Question

If a number is drawn at random from the set $\{1, 3, 5, 7, \dots, 59\}$, then the probability that it lies in the interval in which the function $f(x) = x^3 - 16x^2 + 20x - 5$ is strictly decreasing is:

• A. $\frac{1}{5}$
• B. $\frac{1}{3}$
• C. $\frac{1}{2}$
• D. $\frac{1}{6}$

Hint:

To determine the intervals where a function is strictly decreasing, find the derivative and solve the inequality $f'(x)<0$. Then, count the number of favorable outcomes in the given set and calculate the probability.

Answer 1

The Correct Option is D

We are given the function $f(x) = x^3 - 16x^2 + 20x - 5$, and we are asked to find the probability that a number drawn at random from the set $\{1, 3, 5, 7, \dots, 59\}$ lies in the interval where the function is strictly decreasing. 
Step 1: The function $f(x)$ is strictly decreasing where its derivative is negative.

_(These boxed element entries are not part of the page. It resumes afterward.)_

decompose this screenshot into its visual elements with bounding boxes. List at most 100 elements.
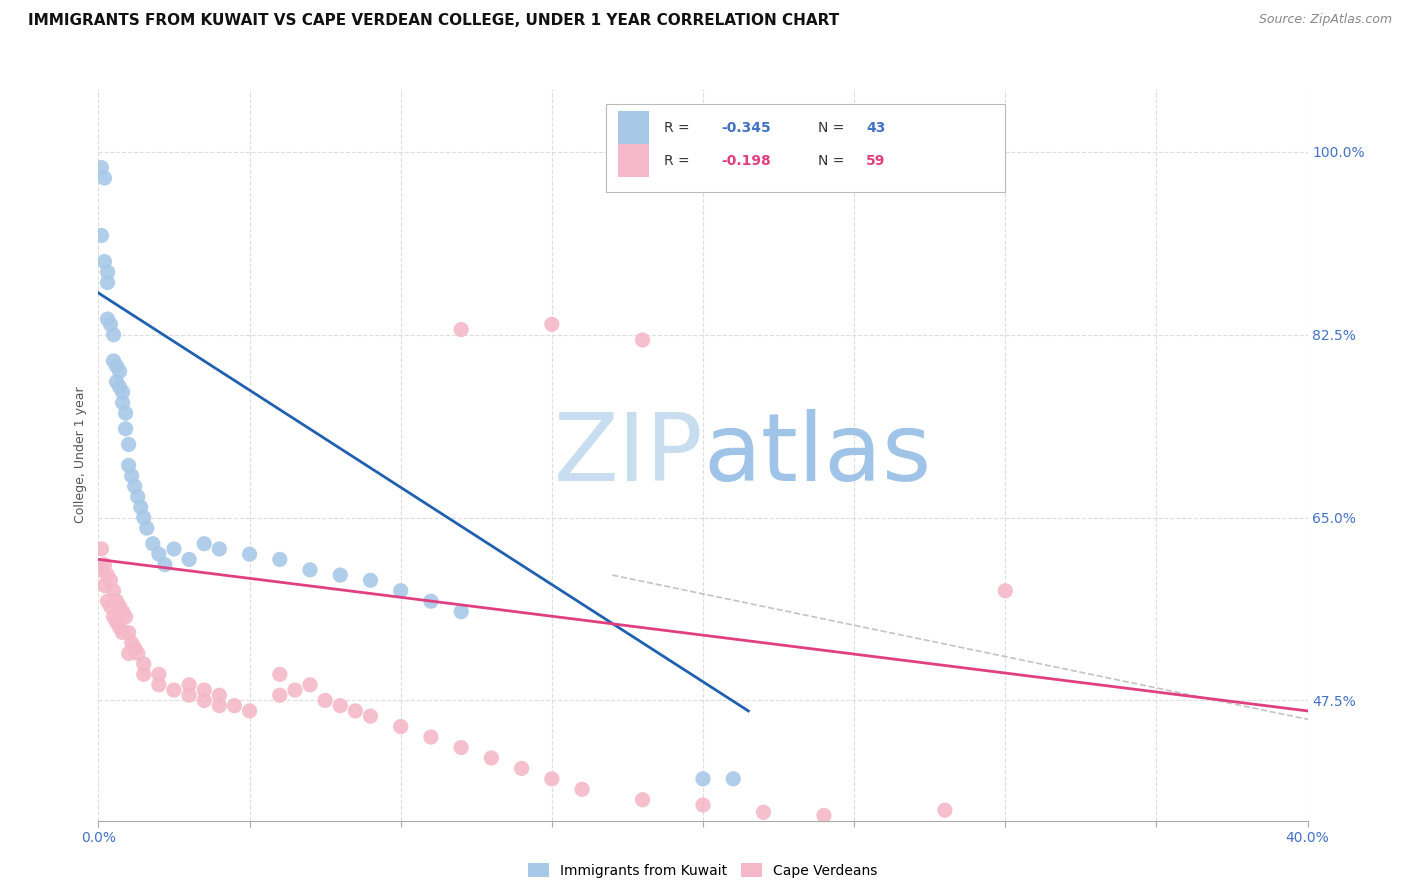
Immigrants from Kuwait bbox=[114, 406, 136, 420]
Cape Verdeans bbox=[96, 594, 118, 608]
Cape Verdeans bbox=[108, 620, 131, 634]
Text: R =: R = bbox=[664, 154, 695, 168]
Cape Verdeans bbox=[450, 740, 472, 755]
Immigrants from Kuwait bbox=[111, 385, 134, 400]
Cape Verdeans bbox=[269, 667, 291, 681]
Cape Verdeans bbox=[314, 693, 336, 707]
Cape Verdeans bbox=[540, 772, 562, 786]
Text: Source: ZipAtlas.com: Source: ZipAtlas.com bbox=[1258, 13, 1392, 27]
Text: 43: 43 bbox=[866, 121, 886, 135]
Immigrants from Kuwait bbox=[239, 547, 262, 561]
Immigrants from Kuwait bbox=[114, 422, 136, 436]
FancyBboxPatch shape bbox=[606, 103, 1005, 192]
Cape Verdeans bbox=[90, 541, 112, 556]
Cape Verdeans bbox=[111, 605, 134, 619]
Y-axis label: College, Under 1 year: College, Under 1 year bbox=[75, 386, 87, 524]
Immigrants from Kuwait bbox=[96, 312, 118, 326]
Cape Verdeans bbox=[813, 808, 835, 822]
Bar bbox=[619, 144, 648, 177]
Cape Verdeans bbox=[100, 574, 122, 588]
Cape Verdeans bbox=[148, 678, 170, 692]
Immigrants from Kuwait bbox=[329, 568, 352, 582]
Text: -0.345: -0.345 bbox=[721, 121, 770, 135]
Cape Verdeans bbox=[269, 688, 291, 702]
Cape Verdeans bbox=[344, 704, 367, 718]
Immigrants from Kuwait bbox=[108, 364, 131, 378]
Cape Verdeans bbox=[118, 647, 141, 661]
Cape Verdeans bbox=[481, 751, 503, 765]
Immigrants from Kuwait bbox=[142, 537, 165, 551]
Cape Verdeans bbox=[224, 698, 246, 713]
Cape Verdeans bbox=[127, 647, 149, 661]
Cape Verdeans bbox=[208, 688, 231, 702]
Immigrants from Kuwait bbox=[132, 510, 155, 524]
Cape Verdeans bbox=[179, 688, 201, 702]
Cape Verdeans bbox=[100, 599, 122, 614]
Immigrants from Kuwait bbox=[389, 583, 412, 598]
Cape Verdeans bbox=[540, 318, 562, 332]
Immigrants from Kuwait bbox=[692, 772, 714, 786]
Text: R =: R = bbox=[664, 121, 695, 135]
Immigrants from Kuwait bbox=[129, 500, 152, 515]
Immigrants from Kuwait bbox=[93, 254, 115, 268]
Cape Verdeans bbox=[90, 563, 112, 577]
Cape Verdeans bbox=[121, 636, 143, 650]
Cape Verdeans bbox=[329, 698, 352, 713]
Immigrants from Kuwait bbox=[135, 521, 157, 535]
Cape Verdeans bbox=[631, 333, 654, 347]
Immigrants from Kuwait bbox=[105, 359, 128, 373]
Text: IMMIGRANTS FROM KUWAIT VS CAPE VERDEAN COLLEGE, UNDER 1 YEAR CORRELATION CHART: IMMIGRANTS FROM KUWAIT VS CAPE VERDEAN C… bbox=[28, 13, 839, 29]
Immigrants from Kuwait bbox=[208, 541, 231, 556]
Immigrants from Kuwait bbox=[179, 552, 201, 566]
Immigrants from Kuwait bbox=[103, 327, 125, 342]
Immigrants from Kuwait bbox=[269, 552, 291, 566]
Immigrants from Kuwait bbox=[105, 375, 128, 389]
Cape Verdeans bbox=[934, 803, 956, 817]
Immigrants from Kuwait bbox=[103, 354, 125, 368]
Cape Verdeans bbox=[148, 667, 170, 681]
Legend: Immigrants from Kuwait, Cape Verdeans: Immigrants from Kuwait, Cape Verdeans bbox=[523, 857, 883, 883]
Immigrants from Kuwait bbox=[118, 458, 141, 473]
Cape Verdeans bbox=[450, 322, 472, 336]
Bar bbox=[619, 112, 648, 145]
Cape Verdeans bbox=[420, 730, 443, 744]
Cape Verdeans bbox=[360, 709, 382, 723]
Cape Verdeans bbox=[208, 698, 231, 713]
Immigrants from Kuwait bbox=[111, 395, 134, 409]
Cape Verdeans bbox=[752, 805, 775, 820]
Immigrants from Kuwait bbox=[299, 563, 322, 577]
Immigrants from Kuwait bbox=[108, 380, 131, 394]
Cape Verdeans bbox=[108, 599, 131, 614]
Cape Verdeans bbox=[118, 625, 141, 640]
Cape Verdeans bbox=[93, 558, 115, 572]
Cape Verdeans bbox=[103, 610, 125, 624]
Immigrants from Kuwait bbox=[193, 537, 215, 551]
Immigrants from Kuwait bbox=[450, 605, 472, 619]
Text: -0.198: -0.198 bbox=[721, 154, 770, 168]
Text: atlas: atlas bbox=[703, 409, 931, 501]
Cape Verdeans bbox=[124, 641, 146, 656]
Immigrants from Kuwait bbox=[90, 161, 112, 175]
Text: N =: N = bbox=[818, 154, 849, 168]
Cape Verdeans bbox=[132, 657, 155, 671]
Immigrants from Kuwait bbox=[118, 437, 141, 451]
Cape Verdeans bbox=[93, 578, 115, 592]
Immigrants from Kuwait bbox=[90, 228, 112, 243]
Cape Verdeans bbox=[114, 610, 136, 624]
Immigrants from Kuwait bbox=[723, 772, 745, 786]
Cape Verdeans bbox=[692, 797, 714, 812]
Cape Verdeans bbox=[510, 761, 533, 775]
Immigrants from Kuwait bbox=[100, 318, 122, 332]
Cape Verdeans bbox=[631, 793, 654, 807]
Cape Verdeans bbox=[193, 693, 215, 707]
Immigrants from Kuwait bbox=[121, 468, 143, 483]
Cape Verdeans bbox=[96, 568, 118, 582]
Cape Verdeans bbox=[163, 683, 186, 698]
Cape Verdeans bbox=[103, 583, 125, 598]
Cape Verdeans bbox=[571, 782, 593, 797]
Immigrants from Kuwait bbox=[148, 547, 170, 561]
Cape Verdeans bbox=[284, 683, 307, 698]
Cape Verdeans bbox=[193, 683, 215, 698]
Cape Verdeans bbox=[239, 704, 262, 718]
Text: ZIP: ZIP bbox=[554, 409, 703, 501]
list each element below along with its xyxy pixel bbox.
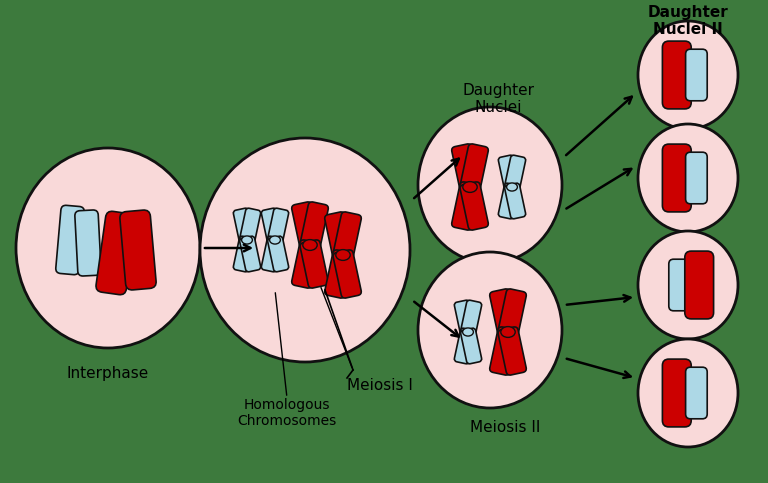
FancyBboxPatch shape <box>460 182 488 230</box>
Ellipse shape <box>418 107 562 263</box>
Ellipse shape <box>638 124 738 232</box>
FancyBboxPatch shape <box>490 289 518 337</box>
FancyBboxPatch shape <box>455 300 475 336</box>
FancyBboxPatch shape <box>452 182 480 230</box>
Text: Meiosis I: Meiosis I <box>347 378 413 393</box>
Ellipse shape <box>242 236 253 244</box>
Ellipse shape <box>638 231 738 339</box>
FancyBboxPatch shape <box>662 41 691 109</box>
FancyBboxPatch shape <box>261 208 283 244</box>
Ellipse shape <box>638 21 738 129</box>
Ellipse shape <box>463 182 477 192</box>
Text: Daughter
Nuclei: Daughter Nuclei <box>462 83 534 115</box>
FancyBboxPatch shape <box>240 236 260 272</box>
FancyBboxPatch shape <box>498 183 519 219</box>
FancyBboxPatch shape <box>452 144 480 192</box>
FancyBboxPatch shape <box>505 155 525 191</box>
FancyBboxPatch shape <box>460 144 488 192</box>
Ellipse shape <box>418 252 562 408</box>
FancyBboxPatch shape <box>74 210 101 276</box>
Text: Daughter
Nuclei II: Daughter Nuclei II <box>647 5 728 37</box>
Ellipse shape <box>303 240 317 250</box>
FancyBboxPatch shape <box>96 211 136 295</box>
FancyBboxPatch shape <box>300 202 328 250</box>
FancyBboxPatch shape <box>120 210 156 290</box>
FancyBboxPatch shape <box>685 251 713 319</box>
FancyBboxPatch shape <box>233 208 254 244</box>
Text: Interphase: Interphase <box>67 366 149 381</box>
Ellipse shape <box>501 327 515 338</box>
Ellipse shape <box>200 138 410 362</box>
FancyBboxPatch shape <box>686 367 707 419</box>
FancyBboxPatch shape <box>261 236 283 272</box>
FancyBboxPatch shape <box>461 300 482 336</box>
FancyBboxPatch shape <box>669 259 690 311</box>
FancyBboxPatch shape <box>490 327 518 375</box>
FancyBboxPatch shape <box>333 212 361 260</box>
FancyBboxPatch shape <box>461 328 482 364</box>
FancyBboxPatch shape <box>686 49 707 101</box>
Ellipse shape <box>638 339 738 447</box>
FancyBboxPatch shape <box>240 208 260 244</box>
FancyBboxPatch shape <box>498 327 526 375</box>
FancyBboxPatch shape <box>455 328 475 364</box>
FancyBboxPatch shape <box>233 236 254 272</box>
FancyBboxPatch shape <box>662 359 691 427</box>
Ellipse shape <box>462 328 473 336</box>
FancyBboxPatch shape <box>505 183 525 219</box>
FancyBboxPatch shape <box>300 240 328 288</box>
FancyBboxPatch shape <box>333 250 361 298</box>
FancyBboxPatch shape <box>662 144 691 212</box>
FancyBboxPatch shape <box>267 236 289 272</box>
Text: Meiosis II: Meiosis II <box>470 420 540 435</box>
FancyBboxPatch shape <box>325 250 353 298</box>
FancyBboxPatch shape <box>498 289 526 337</box>
Ellipse shape <box>336 250 350 260</box>
FancyBboxPatch shape <box>292 240 320 288</box>
FancyBboxPatch shape <box>292 202 320 250</box>
FancyBboxPatch shape <box>267 208 289 244</box>
Ellipse shape <box>270 236 280 244</box>
Text: Homologous
Chromosomes: Homologous Chromosomes <box>237 398 336 428</box>
FancyBboxPatch shape <box>498 155 519 191</box>
Ellipse shape <box>507 183 518 191</box>
FancyBboxPatch shape <box>56 205 84 275</box>
Ellipse shape <box>16 148 200 348</box>
FancyBboxPatch shape <box>686 152 707 204</box>
FancyBboxPatch shape <box>325 212 353 260</box>
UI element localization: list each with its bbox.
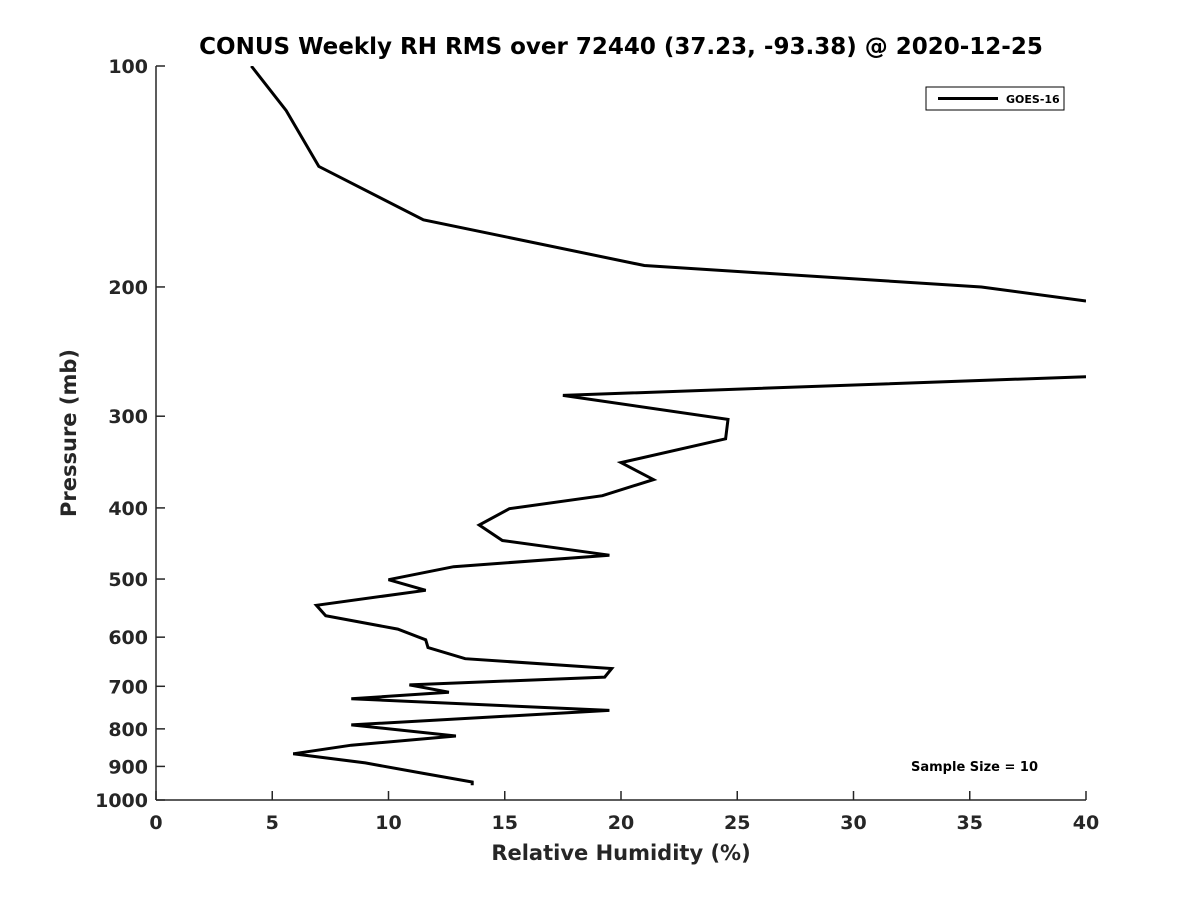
legend: GOES-16: [925, 86, 1065, 111]
y-tick-label: 700: [108, 676, 148, 698]
y-tick-label: 500: [108, 569, 148, 591]
x-tick-label: 0: [149, 812, 162, 834]
x-tick-label: 25: [724, 812, 750, 834]
y-tick-label: 900: [108, 756, 148, 778]
axes: 0 5 10 15 20 25 30 35 40 100 200 300 400 500 600 700 800…: [95, 56, 1099, 834]
sample-size-annotation: Sample Size = 10: [911, 760, 1038, 775]
y-tick-label: 600: [108, 627, 148, 649]
x-tick-label: 35: [957, 812, 983, 834]
x-tick-label: 15: [492, 812, 518, 834]
y-tick-label: 800: [108, 719, 148, 741]
y-tick-label: 300: [108, 406, 148, 428]
x-tick-label: 30: [840, 812, 866, 834]
y-axis-label: Pressure (mb): [57, 349, 81, 517]
x-axis-label: Relative Humidity (%): [491, 841, 750, 865]
y-tick-label: 400: [108, 498, 148, 520]
series-line-0: [250, 66, 1086, 786]
y-tick-label: 1000: [95, 790, 148, 812]
x-tick-label: 10: [375, 812, 401, 834]
series-layer: [250, 66, 1086, 786]
legend-entry-goes-16: GOES-16: [1006, 93, 1060, 106]
y-tick-label: 200: [108, 277, 148, 299]
y-tick-label: 100: [108, 56, 148, 78]
x-tick-label: 40: [1073, 812, 1099, 834]
x-tick-label: 20: [608, 812, 634, 834]
x-tick-label: 5: [266, 812, 279, 834]
chart-title: CONUS Weekly RH RMS over 72440 (37.23, -…: [199, 34, 1043, 60]
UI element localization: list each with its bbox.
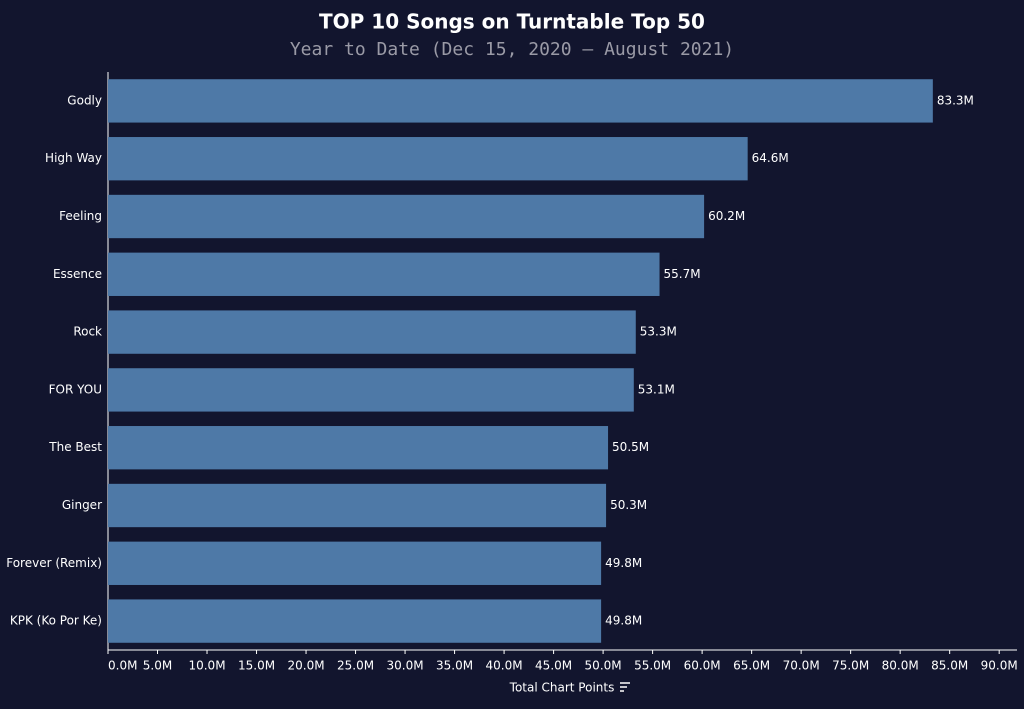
value-label: 50.3M	[610, 498, 647, 512]
x-tick-label: 45.0M	[535, 659, 572, 673]
x-tick-label: 55.0M	[634, 659, 671, 673]
y-tick-label: Godly	[67, 93, 102, 107]
value-label: 53.1M	[638, 382, 675, 396]
x-tick-label: 25.0M	[337, 659, 374, 673]
value-label: 83.3M	[937, 93, 974, 107]
sort-icon[interactable]	[620, 682, 630, 692]
bar	[108, 252, 660, 296]
value-label: 55.7M	[664, 267, 701, 281]
x-tick-label: 50.0M	[585, 659, 622, 673]
bar	[108, 541, 602, 585]
y-tick-label: Forever (Remix)	[6, 556, 102, 570]
value-label: 49.8M	[605, 614, 642, 628]
bar	[108, 368, 634, 412]
x-tick-label: 30.0M	[387, 659, 424, 673]
x-tick-label: 40.0M	[486, 659, 523, 673]
chart-title: TOP 10 Songs on Turntable Top 50	[319, 10, 705, 34]
y-tick-label: KPK (Ko Por Ke)	[10, 614, 102, 628]
value-label: 50.5M	[612, 440, 649, 454]
bar	[108, 483, 607, 528]
bar	[108, 79, 933, 123]
x-tick-label: 0.0M	[108, 659, 137, 673]
bar	[108, 137, 748, 181]
chart-subtitle: Year to Date (Dec 15, 2020 — August 2021…	[290, 39, 734, 60]
x-tick-label: 90.0M	[981, 659, 1018, 673]
x-tick-label: 5.0M	[143, 659, 172, 673]
x-tick-label: 20.0M	[288, 659, 325, 673]
x-axis-title: Total Chart Points	[509, 681, 615, 695]
bar	[108, 426, 609, 470]
x-tick-label: 80.0M	[882, 659, 919, 673]
y-tick-label: Feeling	[59, 209, 102, 223]
y-tick-label: Rock	[73, 325, 102, 339]
y-tick-label: FOR YOU	[49, 382, 102, 396]
x-tick-label: 15.0M	[238, 659, 275, 673]
bar	[108, 310, 636, 354]
y-tick-label: High Way	[45, 151, 102, 165]
value-label: 64.6M	[752, 151, 789, 165]
y-tick-label: Essence	[53, 267, 102, 281]
bar	[108, 599, 602, 643]
x-tick-label: 60.0M	[684, 659, 721, 673]
x-tick-label: 70.0M	[783, 659, 820, 673]
value-label: 60.2M	[708, 209, 745, 223]
y-tick-label: Ginger	[62, 498, 102, 512]
x-tick-label: 35.0M	[436, 659, 473, 673]
y-tick-label: The Best	[48, 440, 102, 454]
x-tick-label: 75.0M	[832, 659, 869, 673]
x-tick-label: 10.0M	[188, 659, 225, 673]
bar	[108, 194, 705, 239]
value-label: 49.8M	[605, 556, 642, 570]
x-tick-label: 85.0M	[931, 659, 968, 673]
x-tick-label: 65.0M	[733, 659, 770, 673]
value-label: 53.3M	[640, 325, 677, 339]
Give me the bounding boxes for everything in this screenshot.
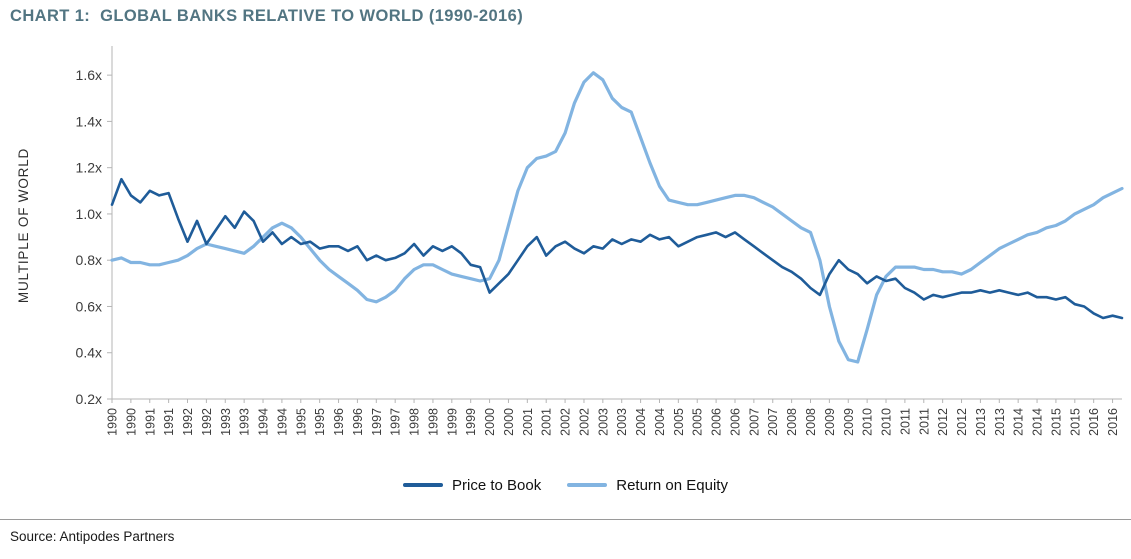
x-tick-label: 2007 (747, 408, 761, 436)
x-tick-label: 1998 (408, 408, 422, 436)
x-tick-label: 2011 (917, 408, 931, 435)
x-tick-label: 1999 (445, 408, 459, 436)
plot-line-price-to-book (110, 177, 1124, 320)
x-tick-label: 1997 (370, 408, 384, 436)
x-tick-label: 2015 (1068, 408, 1082, 436)
x-tick-label: 2000 (483, 408, 497, 436)
x-tick-label: 1995 (294, 408, 308, 436)
y-tick-label: 0.2x (76, 391, 102, 407)
x-tick-label: 2000 (502, 408, 516, 436)
x-tick-label: 2016 (1106, 408, 1120, 436)
x-tick-label: 2014 (1031, 408, 1045, 436)
x-tick-label: 2007 (766, 408, 780, 436)
x-tick-label: 1993 (219, 408, 233, 436)
x-tick-label: 2004 (634, 408, 648, 436)
legend-label-price-to-book: Price to Book (452, 476, 542, 494)
x-tick-label: 2010 (880, 408, 894, 436)
x-tick-label: 2005 (672, 408, 686, 436)
x-tick-label: 1999 (464, 408, 478, 436)
x-tick-label: 2006 (710, 408, 724, 436)
x-tick-label: 1992 (181, 408, 195, 436)
x-tick-label: 1992 (200, 408, 214, 436)
x-tick-label: 1996 (332, 408, 346, 436)
x-tick-label: 2003 (615, 408, 629, 436)
price-to-book-line-swatch (403, 483, 444, 487)
x-tick-label: 2013 (993, 408, 1007, 436)
x-tick-label: 1991 (143, 408, 157, 436)
chart-title: CHART 1: GLOBAL BANKS RELATIVE TO WORLD … (10, 7, 524, 25)
x-tick-label: 1994 (275, 408, 289, 436)
x-tick-label: 1990 (124, 408, 138, 436)
x-tick-label: 2008 (804, 408, 818, 436)
x-tick-label: 2006 (728, 408, 742, 436)
chart-legend: Price to Book Return on Equity (0, 471, 1131, 499)
x-tick-label: 2013 (974, 408, 988, 436)
y-tick-label: 1.6x (76, 67, 102, 83)
legend-item-price-to-book: Price to Book (403, 477, 541, 494)
x-tick-label: 2002 (559, 408, 573, 436)
x-tick-label: 1997 (389, 408, 403, 436)
y-axis-title: MULTIPLE OF WORLD (16, 148, 31, 303)
legend-item-return-on-equity: Return on Equity (567, 477, 728, 494)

We first find the derivative of $f(x)$: $$f'(x) = 3x^2 - 32x + 20$$ Step 2: To find the intervals where the function is strictly decreasing, we solve the inequality $f'(x)<0$. First, solve the equation $f'(x) = 0$ to find the critical points: $$3x^2 - 32x + 20 = 0$$ Using the quadratic formula: $$x = \frac{-(-32) \pm \sqrt{(-32)^2 - 4(3)(20)}}{2(3)} = \frac{32 \pm \sqrt{1024 - 240}}{6} = \frac{32 \pm \sqrt{784}}{6} = \frac{32 \pm 28}{6}$$ Thus, the critical points are: $$x = \frac{32 + 28}{6} = 10 \quad {and} \quad x = \frac{32 - 28}{6} = \frac{4}{6} = \frac{2}{3}$$ Step 3: Now, to determine the sign of $f'(x)$, we test the intervals formed by the critical points: $(-\infty, \frac{2}{3})$, $(\frac{2}{3}, 10)$, and $(10, \infty)$.
- For $x \in (\frac{2}{3}, 10)$, the function is strictly decreasing, as $f'(x)<0$.
Step 4: We are interested in the set $\{1, 3, 5, 7, \dots, 59\}$. The numbers in this set correspond to the odd integers between 1 and 59. These numbers are: $$1, 3, 5, 7, 9, 11, 13, 15, 17, 19, 21, 23, 25, 27, 29, 31, 33, 35, 37, 39, 41, 43, 45, 47, 49, 51, 53, 55, 57, 59$$ Thus, the total number of elements in the set is 30. 
Step 5: The function is strictly decreasing in the interval $(1, 10)$, which corresponds to the odd numbers $3, 5, 7, 9$. Thus, there are 4 numbers in the set where the function is strictly decreasing.
Step 6: The probability that a randomly selected number from the set lies in the interval where the function is strictly decreasing is the ratio of favorable outcomes to total outcomes: $$P(strictly decreasing) = \frac{4}{30} = \frac{2}{15}$$ Thus, the correct answer is $\frac{1}{6}$.